Popular Entertainment

Popular Entertainment in the Elizabethan Age

Public Performances

  • Theatre was immensely popular during the Elizabethan age with public performances being the main source of entertainment. Similarly, travelling troupes performed at inns, courts and private houses.
  • Morris dancing was a common form of entertainment in the streets and often featured in fairs, along with jugglers and acrobats.
  • Mystery plays, based on Bible stories, were performed out in the open, especially around religious holidays.
  • Bear-baiting and cockfighting were also public amusements, although often criticized even in Elizabethan times because of their cruelty.

Music and Festivals

  • Music played a key role with both vocal and instrumental pieces being popular. Ballads were the most commonly heard songs, sung by minstrels.
  • Festivals were a major part of Elizabethan life, often having large public celebrations with feasts, games and performances.
  • Masked Balls were a popular form of Elizabethan celebration, particularly amongst the upper classes.

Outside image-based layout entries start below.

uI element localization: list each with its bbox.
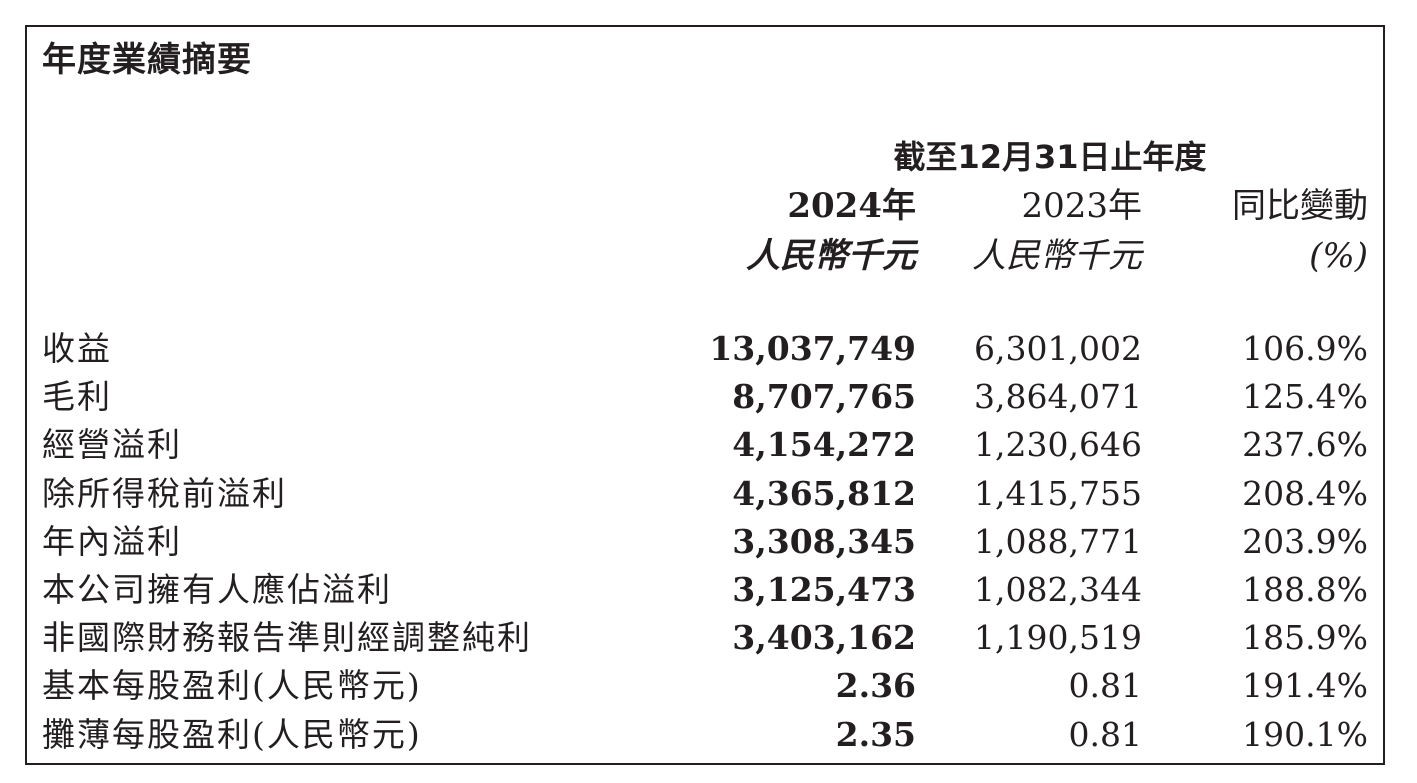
col-change-label: 同比變動 <box>1232 186 1368 226</box>
table-row: 基本每股盈利(人民幣元) 2.36 0.81 191.4% <box>40 662 1380 710</box>
value-2023: 0.81 <box>1068 666 1142 706</box>
period-header: 截至12月31日止年度 <box>893 138 1207 176</box>
value-2023: 0.81 <box>1068 714 1142 754</box>
results-table: 收益 13,037,749 6,301,002 106.9% 毛利 8,707,… <box>40 325 1380 759</box>
value-2023: 1,082,344 <box>974 569 1142 609</box>
value-2024: 8,707,765 <box>732 377 916 417</box>
table-row: 攤薄每股盈利(人民幣元) 2.35 0.81 190.1% <box>40 711 1380 759</box>
table-row: 經營溢利 4,154,272 1,230,646 237.6% <box>40 421 1380 469</box>
value-change: 191.4% <box>1242 666 1368 706</box>
row-label: 本公司擁有人應佔溢利 <box>42 569 392 609</box>
value-2023: 1,088,771 <box>974 521 1142 561</box>
table-row: 收益 13,037,749 6,301,002 106.9% <box>40 325 1380 373</box>
row-label: 經營溢利 <box>42 425 182 465</box>
col-2024-year: 2024年 <box>787 186 916 226</box>
table-row: 除所得稅前溢利 4,365,812 1,415,755 208.4% <box>40 470 1380 518</box>
value-change: 237.6% <box>1242 425 1368 465</box>
row-label: 毛利 <box>42 377 112 417</box>
col-2023-year: 2023年 <box>1021 186 1142 226</box>
value-change: 208.4% <box>1242 473 1368 513</box>
value-change: 203.9% <box>1242 521 1368 561</box>
value-2023: 1,415,755 <box>974 473 1142 513</box>
value-2024: 4,154,272 <box>732 425 916 465</box>
value-2024: 3,125,473 <box>732 569 916 609</box>
value-2024: 13,037,749 <box>709 329 916 368</box>
col-2024-unit: 人民幣千元 <box>746 236 916 276</box>
value-change: 106.9% <box>1242 329 1368 368</box>
value-2024: 4,365,812 <box>732 473 916 513</box>
row-label: 年內溢利 <box>42 521 182 561</box>
row-label: 非國際財務報告準則經調整純利 <box>42 618 532 658</box>
value-2023: 3,864,071 <box>974 377 1142 417</box>
section-title: 年度業績摘要 <box>42 40 252 80</box>
value-2024: 3,403,162 <box>732 618 916 658</box>
table-row: 非國際財務報告準則經調整純利 3,403,162 1,190,519 185.9… <box>40 614 1380 662</box>
col-2023-unit: 人民幣千元 <box>972 236 1142 276</box>
row-label: 攤薄每股盈利(人民幣元) <box>42 714 422 754</box>
row-label: 除所得稅前溢利 <box>42 473 287 513</box>
value-change: 190.1% <box>1242 714 1368 754</box>
value-change: 185.9% <box>1242 618 1368 658</box>
row-label: 基本每股盈利(人民幣元) <box>42 666 422 706</box>
summary-box <box>25 25 1385 765</box>
table-row: 年內溢利 3,308,345 1,088,771 203.9% <box>40 518 1380 566</box>
value-2024: 2.36 <box>835 666 916 706</box>
value-change: 125.4% <box>1242 377 1368 417</box>
value-2023: 1,230,646 <box>974 425 1142 465</box>
col-change-unit: (%) <box>1309 236 1368 276</box>
value-2024: 2.35 <box>835 714 916 754</box>
value-2024: 3,308,345 <box>732 521 916 561</box>
table-row: 本公司擁有人應佔溢利 3,125,473 1,082,344 188.8% <box>40 566 1380 614</box>
table-row: 毛利 8,707,765 3,864,071 125.4% <box>40 373 1380 421</box>
value-2023: 1,190,519 <box>974 618 1142 658</box>
value-2023: 6,301,002 <box>974 329 1142 368</box>
value-change: 188.8% <box>1242 569 1368 609</box>
row-label: 收益 <box>42 329 112 368</box>
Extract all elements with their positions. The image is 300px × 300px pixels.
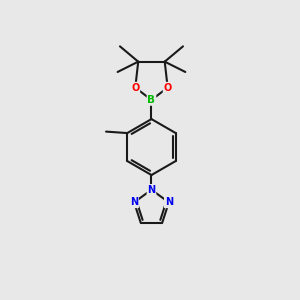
- Text: B: B: [148, 95, 155, 105]
- Text: N: N: [147, 185, 155, 195]
- Text: O: O: [131, 82, 140, 93]
- Text: O: O: [164, 82, 172, 93]
- Text: N: N: [130, 197, 138, 207]
- Text: N: N: [165, 197, 173, 207]
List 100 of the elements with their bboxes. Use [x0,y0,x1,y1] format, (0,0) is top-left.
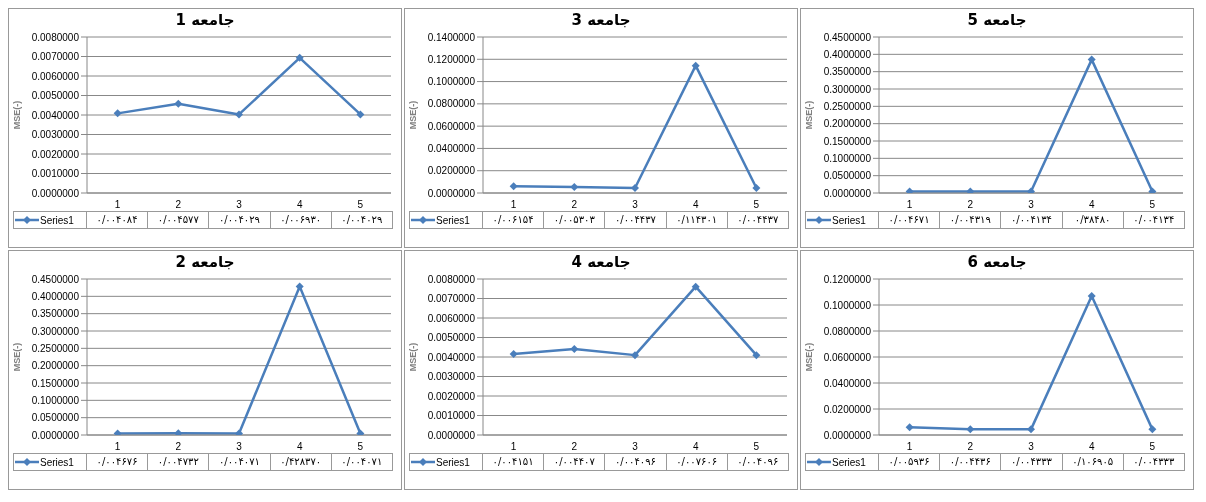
data-label: ۰/۳۸۴۸۰ [1062,211,1124,229]
chart-title: جامعه 6 [966,252,1028,273]
legend-label: Series1 [832,214,866,226]
x-tick-label: 4 [296,441,303,453]
data-label: ۰/۰۰۴۳۳۳ [1123,453,1185,471]
chart-title: جامعه 3 [570,10,632,31]
y-tick-label: 0.0000000 [31,429,80,441]
data-label: ۰/۱۰۶۹۰۵ [1062,453,1124,471]
point [1148,425,1157,434]
legend-label: Series1 [40,214,74,226]
data-label: ۰/۰۰۴۱۳۴ [1123,211,1185,229]
legend-label: Series1 [832,456,866,468]
point [570,183,579,192]
y-tick-label: 0.2500000 [823,100,872,112]
x-tick-label: 4 [692,441,699,453]
data-label: ۰/۰۰۴۳۳۳ [1001,453,1063,471]
y-tick-label: 0.1000000 [427,76,476,88]
y-tick-label: 0.4000000 [823,48,872,60]
data-label: ۰/۰۰۴۶۷۶ [87,453,149,471]
data-label: ۰/۰۰۴۴۰۷ [544,453,606,471]
chart-title: جامعه 4 [570,252,632,273]
data-label: ۰/۰۰۴۱۳۴ [1001,211,1063,229]
x-tick-label: 1 [510,441,517,453]
x-tick-label: 4 [692,199,699,211]
point [295,282,304,291]
data-label: ۰/۰۰۴۰۸۴ [87,211,149,229]
x-tick-label: 5 [753,441,760,453]
y-tick-label: 0.0000000 [427,429,476,441]
point [1087,292,1096,301]
y-axis-title: MSE(-) [408,342,419,372]
data-label: ۰/۰۰۶۹۳۰ [270,211,332,229]
data-label: ۰/۰۰۴۴۳۷ [727,211,789,229]
point [509,182,518,191]
point [235,110,243,119]
y-tick-label: 0.0050000 [427,332,476,344]
point [509,350,518,359]
data-label: ۰/۰۰۴۰۲۹ [209,211,271,229]
y-tick-label: 0.0010000 [427,410,476,422]
x-tick-label: 3 [632,199,639,211]
y-axis-title: MSE(-) [804,342,815,372]
y-tick-label: 0.0020000 [31,148,80,160]
x-tick-label: 3 [1028,441,1035,453]
y-tick-label: 0.1200000 [427,53,476,65]
y-tick-label: 0.4000000 [31,290,80,302]
y-tick-label: 0.1000000 [823,299,872,311]
y-tick-label: 0.0200000 [823,403,872,415]
y-tick-label: 0.0200000 [427,165,476,177]
x-tick-label: 3 [632,441,639,453]
x-tick-label: 2 [571,199,578,211]
y-tick-label: 0.2000000 [823,118,872,130]
x-tick-label: 3 [236,199,243,211]
y-axis-title: MSE(-) [804,100,815,130]
data-label: ۰/۰۰۵۹۳۶ [879,453,941,471]
x-tick-label: 5 [753,199,760,211]
point [113,109,122,118]
y-tick-label: 0.0080000 [427,273,476,285]
x-tick-label: 5 [357,199,364,211]
data-label: ۰/۰۰۶۱۵۴ [483,211,545,229]
y-tick-label: 0.0600000 [823,351,872,363]
data-label: ۰/۰۰۴۳۱۹ [940,211,1002,229]
point [174,99,183,108]
point [1027,425,1035,434]
y-tick-label: 0.0050000 [31,90,80,102]
x-tick-label: 5 [1149,199,1156,211]
x-tick-label: 1 [114,199,121,211]
y-tick-label: 0.3000000 [823,83,872,95]
data-label: ۰/۰۰۷۶۰۶ [666,453,728,471]
x-tick-label: 3 [1028,199,1035,211]
x-tick-label: 1 [906,441,913,453]
data-label: ۰/۴۲۸۳۷۰ [270,453,332,471]
data-label: ۰/۰۰۴۰۹۶ [727,453,789,471]
legend-label: Series1 [436,456,470,468]
y-tick-label: 0.1200000 [823,273,872,285]
y-tick-label: 0.4500000 [31,273,80,285]
y-axis-title: MSE(-) [408,100,419,130]
point [631,351,639,360]
y-tick-label: 0.0080000 [31,31,80,43]
point [905,423,914,432]
y-tick-label: 0.0000000 [427,187,476,199]
chart-title: جامعه 5 [966,10,1028,31]
point [752,351,761,360]
x-tick-label: 1 [906,199,913,211]
y-tick-label: 0.0040000 [31,109,80,121]
y-tick-label: 0.2000000 [31,360,80,372]
point [356,110,365,119]
data-label: ۰/۱۱۴۳۰۱ [666,211,728,229]
y-tick-label: 0.0800000 [427,98,476,110]
point [691,282,700,291]
x-tick-label: 5 [1149,441,1156,453]
point [631,184,639,193]
data-label: ۰/۰۰۴۰۷۱ [331,453,393,471]
y-tick-label: 0.0010000 [31,168,80,180]
y-tick-label: 0.0600000 [427,120,476,132]
y-tick-label: 0.0060000 [427,312,476,324]
point [691,61,700,70]
x-tick-label: 2 [967,441,974,453]
y-tick-label: 0.3500000 [31,308,80,320]
data-label: ۰/۰۰۴۰۲۹ [331,211,393,229]
y-axis-title: MSE(-) [12,342,23,372]
chart-title: جامعه 1 [174,10,236,31]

  • The Elizabethan age saw a rise in popularity in many sports. Football was played, though more violent and less regulated than today. Archery was practiced by men of all social ranks.
  • Hunting and Hawking were popular pastimes of the nobility, seen as both a sport and a way of topping up food supplies.
  • Skittles, an early form of bowling, was popular among the lower classes.

Indoor Entertainment

  • Many forms of indoor entertainment were enjoyed by the Elizabethans. Chess and cards were popular games.
  • Reading was also enjoyed by those who were literate.
  • Indoor performances such as stage plays and masques were high-quality, professional productions, often attended by Her Majesty and her court.

Students should remember that the upper-class view of what constituted ‘popular’ entertainment was often at odds with that of the lower classes. Despite this, the above points cover some of the most common forms of entertainment during this period.